I feel like refutations like this (you aren't using the tool right | you should try this other tool) pop up often but are fundamentally worthless because as long as you're not showing code you might as well be making it up. The blog post gives examples of clear failures that can be reproduced by anyone by themselves, I think its time vibe code defenders are held to the same standard.

adastra22 7 days ago | parent [-]

The very first example is that LLMs lose their mental model of chess when playing a game. Ok, so instead ask Claude Code to design an MCP for tracking chess moves, and vibe code it.
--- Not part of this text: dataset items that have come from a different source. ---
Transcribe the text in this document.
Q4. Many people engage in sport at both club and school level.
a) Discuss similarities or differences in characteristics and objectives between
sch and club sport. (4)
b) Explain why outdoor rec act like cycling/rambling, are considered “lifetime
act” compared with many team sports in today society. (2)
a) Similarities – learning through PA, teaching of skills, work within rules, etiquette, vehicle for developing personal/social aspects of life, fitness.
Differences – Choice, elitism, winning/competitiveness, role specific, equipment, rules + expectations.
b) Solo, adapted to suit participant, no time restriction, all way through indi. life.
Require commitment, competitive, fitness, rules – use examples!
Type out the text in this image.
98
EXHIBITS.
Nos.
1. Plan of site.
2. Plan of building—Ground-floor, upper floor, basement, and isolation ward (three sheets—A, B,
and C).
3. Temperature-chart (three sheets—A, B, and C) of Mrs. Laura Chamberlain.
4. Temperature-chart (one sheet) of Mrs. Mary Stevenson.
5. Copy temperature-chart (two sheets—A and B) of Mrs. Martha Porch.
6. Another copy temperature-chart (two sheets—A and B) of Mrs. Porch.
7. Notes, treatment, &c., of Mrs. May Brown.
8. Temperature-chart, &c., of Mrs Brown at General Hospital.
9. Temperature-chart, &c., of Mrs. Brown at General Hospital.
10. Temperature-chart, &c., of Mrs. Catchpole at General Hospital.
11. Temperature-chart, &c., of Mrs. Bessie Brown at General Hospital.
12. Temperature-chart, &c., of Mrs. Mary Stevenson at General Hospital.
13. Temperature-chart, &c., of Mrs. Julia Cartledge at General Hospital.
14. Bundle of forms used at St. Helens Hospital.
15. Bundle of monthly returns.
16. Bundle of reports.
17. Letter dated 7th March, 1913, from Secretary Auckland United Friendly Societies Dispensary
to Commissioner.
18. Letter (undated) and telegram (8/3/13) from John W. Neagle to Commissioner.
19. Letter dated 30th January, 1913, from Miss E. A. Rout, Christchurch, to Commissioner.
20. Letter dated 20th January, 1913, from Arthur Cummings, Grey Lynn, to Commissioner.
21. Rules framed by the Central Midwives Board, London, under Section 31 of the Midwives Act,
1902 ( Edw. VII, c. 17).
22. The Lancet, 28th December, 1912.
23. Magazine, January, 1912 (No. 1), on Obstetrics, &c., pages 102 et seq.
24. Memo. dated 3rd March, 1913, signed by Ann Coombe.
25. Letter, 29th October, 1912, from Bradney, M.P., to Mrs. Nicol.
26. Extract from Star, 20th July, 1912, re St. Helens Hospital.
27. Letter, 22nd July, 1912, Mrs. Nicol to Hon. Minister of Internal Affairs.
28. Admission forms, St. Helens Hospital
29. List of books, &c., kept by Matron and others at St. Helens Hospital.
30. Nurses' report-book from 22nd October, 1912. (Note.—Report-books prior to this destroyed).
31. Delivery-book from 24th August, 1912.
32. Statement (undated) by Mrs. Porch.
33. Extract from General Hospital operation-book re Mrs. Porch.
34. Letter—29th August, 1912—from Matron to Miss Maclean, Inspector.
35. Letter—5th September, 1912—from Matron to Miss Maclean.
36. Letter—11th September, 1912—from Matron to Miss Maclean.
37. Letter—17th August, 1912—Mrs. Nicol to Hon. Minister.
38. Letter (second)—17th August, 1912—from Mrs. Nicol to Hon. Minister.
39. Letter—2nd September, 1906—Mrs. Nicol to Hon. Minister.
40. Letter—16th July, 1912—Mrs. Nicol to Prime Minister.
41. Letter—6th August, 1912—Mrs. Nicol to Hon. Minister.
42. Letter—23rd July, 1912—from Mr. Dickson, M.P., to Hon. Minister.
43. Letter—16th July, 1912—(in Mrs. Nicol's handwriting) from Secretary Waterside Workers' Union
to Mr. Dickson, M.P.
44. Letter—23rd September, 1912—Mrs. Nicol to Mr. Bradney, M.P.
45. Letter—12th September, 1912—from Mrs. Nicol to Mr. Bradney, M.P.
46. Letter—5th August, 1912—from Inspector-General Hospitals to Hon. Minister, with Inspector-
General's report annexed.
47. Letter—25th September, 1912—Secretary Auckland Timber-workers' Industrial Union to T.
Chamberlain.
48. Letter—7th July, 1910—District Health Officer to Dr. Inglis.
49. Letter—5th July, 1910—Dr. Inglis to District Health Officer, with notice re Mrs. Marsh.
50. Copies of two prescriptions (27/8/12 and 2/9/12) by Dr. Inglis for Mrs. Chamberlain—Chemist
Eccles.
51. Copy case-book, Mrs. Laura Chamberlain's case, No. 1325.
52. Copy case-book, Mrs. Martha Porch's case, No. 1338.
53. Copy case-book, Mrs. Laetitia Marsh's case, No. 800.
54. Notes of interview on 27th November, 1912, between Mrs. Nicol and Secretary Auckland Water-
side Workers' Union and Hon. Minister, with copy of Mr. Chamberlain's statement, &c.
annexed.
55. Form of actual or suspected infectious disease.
That’s the very first thing that comes to mind, and I expect it would work well enough.

jononor 8 days ago | parent | prev | next [-]

"LLM" as well, because coding agents are already more than just an LLM. There is very useful context management around it, and tool calling, and ability to run tests/programs, etc. Though they are LLM-based systems, they are not LLMs.

smnrchrds 8 days ago | parent | next [-]

Indeed. If the LLM calls a chess engine tool behind the scenes, it would be able to play excellent chess as well.

cavisne 8 days ago | parent [-]

The author would still be wrong in the tool-calling scenario. There is already perfect (or at least superhuman) chess engines. There is no perfect "coding engine". LLM's + tools being able to reliably work on large codebases would be a new thing.

yosefk 8 days ago | parent [-]

Correct - as long as the tools the LLM uses are non-ML-based algorithms existing today, and it operates on a large code base with no programmers in the loop, I would be wrong. If the LLM uses a chess engine, then it does nothing on top of the engine; similarly if an LLM will use another system adding no value on top, I would not be wrong. If the LLM uses something based on a novel ML approach, I would not be wrong - it would be my "ML breakthrough" scenario. If the LLM uses classical algorithms or an ML algo known today and adds value on top of them and operates autonomously on a large code base - no programmer needed on the team - then I am wrong

interstice 8 days ago | parent | prev [-]

This rapidly gets philosophical. If I use tools am I not handling the codebase? Are we classing LLM as tool or user in this scenario?

ameliaquining 8 days ago | parent | prev [-]

True, there'd be a need to operationalize these things a bit more than is done in the post to have a good advance prediction.